If you're staying in an outlying district or fancy getting out of central Paris, the RER network runs larger trains deep into the suburbs. There are five lines named A to E, all of which connect up with the Metro once you're back in the centre. A, B and D all pass through the busy central station of Châtelet - Les Halles, which is a useful starting point if you're planning a Metro journey once you get to town.
Paris is perfect for cycling, and the popular Vélib scheme means you don't have to worry about fitting bicycles onto your roofrack. Vélib, which inspired the similar cycle hire scheme in London, lets you pick up a sleek, unisex three-speed bike from one of hundreds of plug-in points, ride it to your destination and drop it off for the next rider. The first 30 minutes of each journey are free, but if you're planning on riding a lot then a one day pass is just €1.70 and a weekly pass is €8.

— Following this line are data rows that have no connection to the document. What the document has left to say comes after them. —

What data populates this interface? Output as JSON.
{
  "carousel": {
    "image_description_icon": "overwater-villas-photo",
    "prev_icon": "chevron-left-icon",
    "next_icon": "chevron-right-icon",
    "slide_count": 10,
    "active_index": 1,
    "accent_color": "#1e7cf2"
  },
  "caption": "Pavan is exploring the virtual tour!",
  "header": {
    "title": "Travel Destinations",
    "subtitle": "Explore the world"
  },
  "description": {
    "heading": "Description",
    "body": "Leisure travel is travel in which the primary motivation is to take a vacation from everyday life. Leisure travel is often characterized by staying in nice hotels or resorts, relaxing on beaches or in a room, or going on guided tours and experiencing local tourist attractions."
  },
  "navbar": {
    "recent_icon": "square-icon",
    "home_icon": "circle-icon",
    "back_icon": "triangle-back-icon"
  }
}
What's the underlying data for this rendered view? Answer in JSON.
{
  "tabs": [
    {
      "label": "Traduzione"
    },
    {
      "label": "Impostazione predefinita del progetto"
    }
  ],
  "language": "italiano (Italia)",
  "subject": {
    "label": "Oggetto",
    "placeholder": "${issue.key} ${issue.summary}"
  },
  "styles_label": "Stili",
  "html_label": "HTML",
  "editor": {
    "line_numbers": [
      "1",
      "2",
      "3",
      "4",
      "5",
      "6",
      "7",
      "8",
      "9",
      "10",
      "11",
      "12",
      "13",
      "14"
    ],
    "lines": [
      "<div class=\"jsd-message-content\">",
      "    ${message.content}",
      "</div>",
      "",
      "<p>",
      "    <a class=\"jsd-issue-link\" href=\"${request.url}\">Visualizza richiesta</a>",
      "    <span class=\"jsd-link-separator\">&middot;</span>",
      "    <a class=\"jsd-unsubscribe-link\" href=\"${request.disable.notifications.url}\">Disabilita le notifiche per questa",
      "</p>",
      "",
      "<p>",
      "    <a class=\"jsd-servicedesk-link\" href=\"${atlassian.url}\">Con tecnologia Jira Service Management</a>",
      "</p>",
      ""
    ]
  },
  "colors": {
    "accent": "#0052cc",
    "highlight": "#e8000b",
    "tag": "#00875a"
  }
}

Top Paris sights to visit by public transport
Musée du Louvre
Home to France's masterpieces, the Louvre is one of the most richly endowed museums on earth. You can fight through the crowds around the glass pyramid in the Cour Carrée - or travel by Metro and skip straight into the heart of the museum. Head to the Palais Royal Musé du Louvre stop (lines 1 and 7) and you'll see a passageway leading directly to the palace - no crowd-dodging necessary.
If you're feeling energetic, the hill leading to one of Paris' most memorable churches has more than 300 steps - it's the perfect way to justify a glass of beer or a cappuccino at the summit. Otherwise, hop on the Montmartre funicular railway to speed up to the Sacré-Coeur in under a minute, enjoying the view as you climb. Any Paris travelcard will cover your journey.
Eiffel Tower, Pont de l'Alma, Place de la Concorde...
If you fancy feeling like a real Parisian for an hour or so, catch the 42 bus towards Gare du Nord from the Eiffel Tower. It's a fraction of the cost of a tourist coach tour, and passes by many of Paris' most memorable sights. Keep an eye out for haute couture on Avenue Montaigne, the perfectly appointed Tuileries gardens and the gold statues atop the Opéra.
The French Connection
Paris is an incredibly well-connected city; but if having the flexibility to make your own plans is important to you, then the ease and accessibility of Eurotunnel Le Shuttle make it an ideal choice. It takes just 35 minutes to transport you and your car from Folkestone to Calais, which is less than three hours from Paris by car. Simply take the A16 autoroute, conveniently located less than two miles from the Eurotunnel terminal, and follow it all the way to the outskirts of Paris. On your way you'll pass through the idyllic Caps et Marais d'Opale natural park and the cathedral city of Amiens - there's plenty to see, don't forget that Paris is waiting for you!